Reid must also have missed the vigorous support for the Obama-Dodd-Frank Wall Street "reform" measure by Citicorp and JP Morgan. And we haven't even started talking about which party's incumbents and candidates have gotten most of Wall Street's political contributions during the past five years.
But wait, as usual in Washington, D.C., there's more!
McConnell also noted "as a result of the health bill, small businesses, student loan centers, tanning salons, medical device manufacturers, hospitals, and major American employers have all either laid off employees or are trying to figure out how not to.”
Reid didn't like that one, either, and responded to McConnell by claiming that “remember, any poll you see today, the majority of the American people support what we did here with health care.”
To which one can only wonder what planet Reid has been living on for the past six months. Wherever it is, they clearly don't have cable news there because otherwise Reid would know about polls.
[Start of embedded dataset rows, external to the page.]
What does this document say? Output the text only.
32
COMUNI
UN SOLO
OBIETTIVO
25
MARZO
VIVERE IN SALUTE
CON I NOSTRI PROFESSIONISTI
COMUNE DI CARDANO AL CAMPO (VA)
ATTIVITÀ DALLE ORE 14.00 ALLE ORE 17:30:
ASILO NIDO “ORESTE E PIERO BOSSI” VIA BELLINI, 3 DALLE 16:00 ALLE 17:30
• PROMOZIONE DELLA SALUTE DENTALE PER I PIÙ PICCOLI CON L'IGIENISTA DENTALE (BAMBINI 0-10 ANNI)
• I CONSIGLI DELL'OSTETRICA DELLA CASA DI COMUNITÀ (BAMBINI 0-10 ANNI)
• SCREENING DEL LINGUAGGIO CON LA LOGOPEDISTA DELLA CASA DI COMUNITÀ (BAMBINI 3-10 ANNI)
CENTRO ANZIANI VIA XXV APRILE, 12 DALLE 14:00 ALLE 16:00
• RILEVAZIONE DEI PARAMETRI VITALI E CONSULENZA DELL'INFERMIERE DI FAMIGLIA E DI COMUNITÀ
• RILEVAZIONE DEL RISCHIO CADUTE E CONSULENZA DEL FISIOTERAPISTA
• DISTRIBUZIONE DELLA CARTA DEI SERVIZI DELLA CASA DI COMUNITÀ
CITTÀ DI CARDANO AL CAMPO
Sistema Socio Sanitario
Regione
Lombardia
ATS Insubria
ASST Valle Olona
Polls the three taken so far in July, by Pew, CBS News and PPP, that found solid majorities either favoring repeal of Obamacare or opposed to it. And he would know Rasmussen's surveys have found majorities favoring repeal for months on end.
But then came the real tip that Reid is a contemporary real-world political version of the hopelessly out-of-touch cinematic Barrett III.
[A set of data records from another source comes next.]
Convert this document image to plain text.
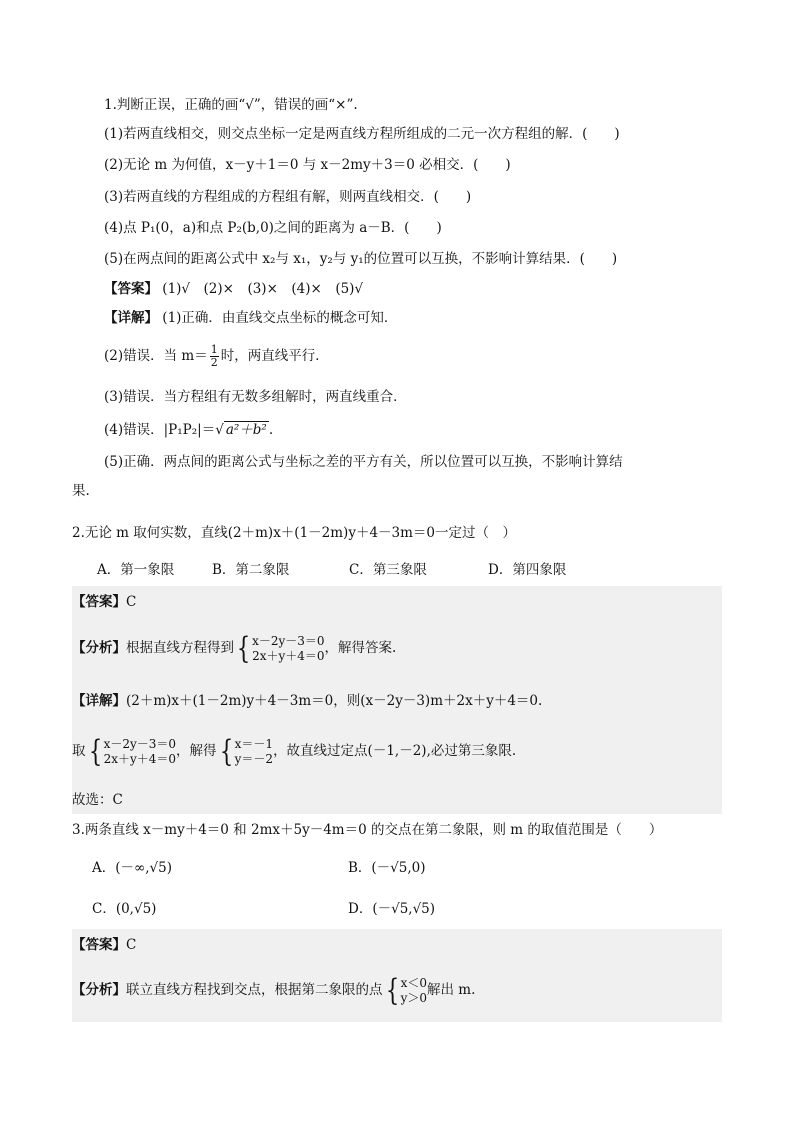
1.判断正误，正确的画“√”，错误的画“×”.
(1)若两直线相交，则交点坐标一定是两直线方程所组成的二元一次方程组的解．(　　)
(2)无论 m 为何值，x－y＋1＝0 与 x－2my＋3＝0 必相交．(　　)
(3)若两直线的方程组成的方程组有解，则两直线相交．(　　)
(4)点 P₁(0，a)和点 P₂(b,0)之间的距离为 a－B．(　　)
(5)在两点间的距离公式中 x₂与 x₁，y₂与 y₁的位置可以互换，不影响计算结果．(　　)
【答案】 (1)√　(2)×　(3)×　(4)×　(5)√
【详解】 (1)正确．由直线交点坐标的概念可知．
(2)错误．当 $m= \frac{1}{2}$ 时，两直线平行．
(3)错误．当方程组有无数多组解时，两直线重合．
(4)错误．|P₁P₂|＝√ a²＋b² .
(5)正确．两点间的距离公式与坐标之差的平方有关，所以位置可以互换，不影响计算结
果.
2.无论 m 取何实数，直线(2＋m)x＋(1－2m)y＋4－3m＝0一定过（　）
A．第一象限	B．第二象限	C．第三象限	D．第四象限
【答案】C
【分析】根据直线方程得到{ x－2y－3＝0
2x＋y＋4＝0 ，解得答案.
【详解】(2＋m)x＋(1－2m)y＋4－3m＝0，则(x－2y－3)m＋2x＋y＋4＝0.
取{ x－2y－3＝0
2x＋y＋4＝0 ，解得{ x＝－1
y＝－2 ，故直线过定点(－1,－2),必过第三象限.
故选：C
3.两条直线 x－my＋4＝0 和 2mx＋5y－4m＝0 的交点在第二象限，则 m 的取值范围是（　　）
A．(－∞,√5)	B．(－√5,0)
C．(0,√5)	D．(－√5,√5)
【答案】C
【分析】联立直线方程找到交点，根据第二象限的点{ x＜0
y＞0 解出 m.
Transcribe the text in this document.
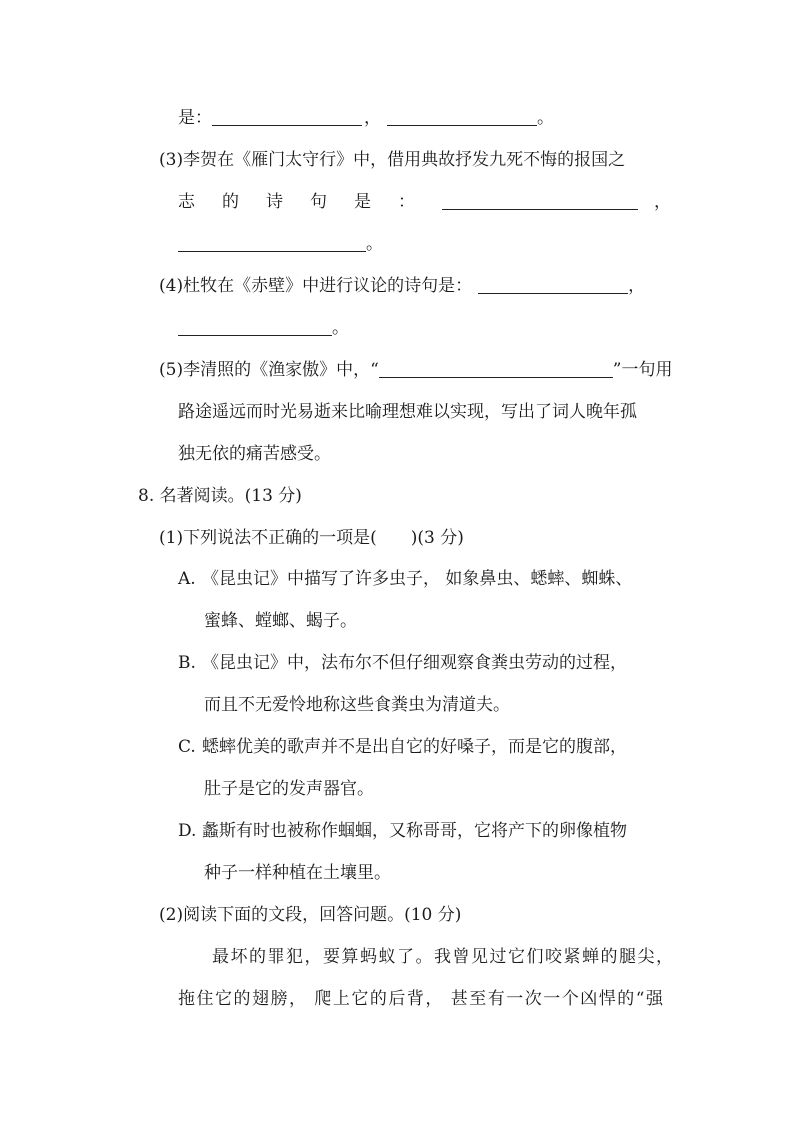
是：	，	。
(3)李贺在《雁门太守行》中，借用典故抒发九死不悔的报国之
志 的 诗 句 是 ：	，
。
(4)杜牧在《赤壁》中进行议论的诗句是：	，
。
(5)李清照的《渔家傲》中，“	”一句用
路途遥远而时光易逝来比喻理想难以实现，写出了词人晚年孤
独无依的痛苦感受。
8. 名著阅读。(13 分)
(1)下列说法不正确的一项是(　　)(3 分)
A. 《昆虫记》中描写了许多虫子， 如象鼻虫、蟋蟀、蜘蛛、
蜜蜂、螳螂、蝎子。
B. 《昆虫记》中，法布尔不但仔细观察食粪虫劳动的过程，
而且不无爱怜地称这些食粪虫为清道夫。
C. 蟋蟀优美的歌声并不是出自它的好嗓子，而是它的腹部，
肚子是它的发声器官。
D. 蠡斯有时也被称作蝈蝈，又称哥哥，它将产下的卵像植物
种子一样种植在土壤里。
(2)阅读下面的文段，回答问题。(10 分)
最坏的罪犯，要算蚂蚁了。我曾见过它们咬紧蝉的腿尖，
拖住它的翅膀， 爬上它的后背， 甚至有一次一个凶悍的“强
McConnell noted that "just this week, we read a report that during the process of the auto bailout, this administration decided to shut down auto-dealers, without cause, effectively costing thousands of Americans their jobs."
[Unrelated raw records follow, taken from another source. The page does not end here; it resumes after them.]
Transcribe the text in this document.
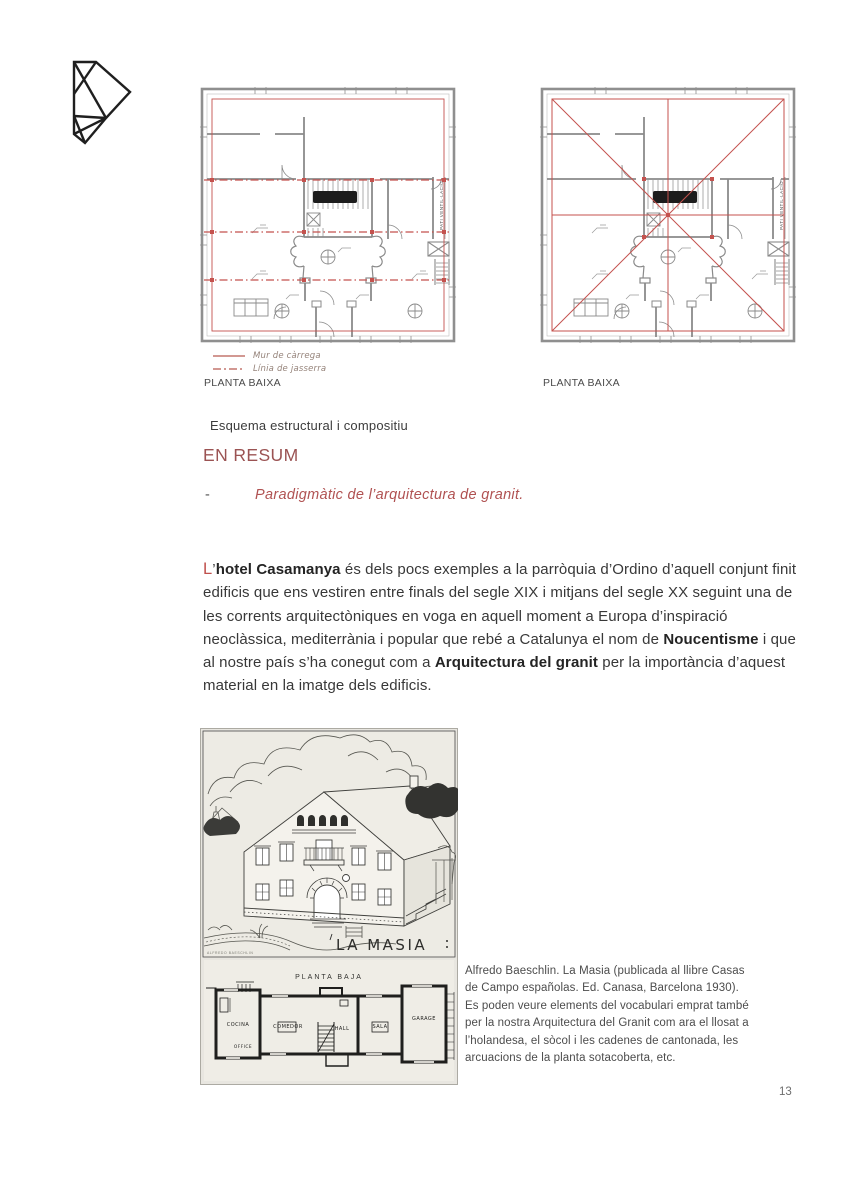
PATI VENTIL·LACIO	PATI VENTIL·LACIO
Mur de càrrega
Línia de jasserra
PLANTA BAIXA	PLANTA BAIXA
Esquema estructural i compositiu
EN RESUM
-	Paradigmàtic de l’arquitectura de granit.

L’hotel Casamanya és dels pocs exemples a la parròquia d’Ordino d’aquell conjunt finit edificis que ens vestiren entre finals del segle XIX i mitjans del segle XX seguint una de les corrents arquitectòniques en voga en aquell moment a Europa d’inspiració neoclàssica, mediterrània i popular que rebé a Catalunya el nom de Noucentisme i que al nostre país s’ha conegut com a Arquitectura del granit per la importància d’aquest material en la imatge dels edificis.

LA MASIA
ALFREDO BAESCHLIN
PLANTA BAJA
COCINA
OFFICE
COMEDOR	HALL	SALA
GARAGE
Alfredo Baeschlin. La Masia (publicada al llibre Casas de Campo españolas. Ed. Canasa, Barcelona 1930). Es poden veure elements del vocabulari emprat també per la nostra Arquitectura del Granit com ara el llosat a l’holandesa, el sòcol i les cadenes de cantonada, les arcuacions de la planta sotacoberta, etc.
13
Barrett III, I mean, the Senate Majority Leader responded by saying "my friend says that we bailed out the auto industry. Well, isn’t that a good thing we did? . . . If it were up to them [Republicans], Ford Motor Company would probably be gone.”
Somebody ought to tell Reid that Ford was the only one of the Big Three that didn't ask for a government bailout because its managers, led by CEO Alan Mullaly, were smart enough to have a rainy day fund stashed away in case something like the Economic Meltdown of 2008 came around.
(To keep things in context here, it should be pointed out, however, that Ford did tell a Senate committee in December 2008 that "if the downturn is longer and deeper than we now anticipate, however, access to government financing would be important to help us be able to continue to implement our Plan and benefit when the economic recovery inevitably arrives. While we hope we do not have to access the loans, we believe it is critically important that loans are available to us and the domestic auto industry.")
Still, the reality - that Reid either doesn't know or forgot or chose not to mention - is that Ford didn't need a bailout because its management made better decisions than did those at GM and Chrysler.
Somebody should whisper in the Senate Majority Leader's ear.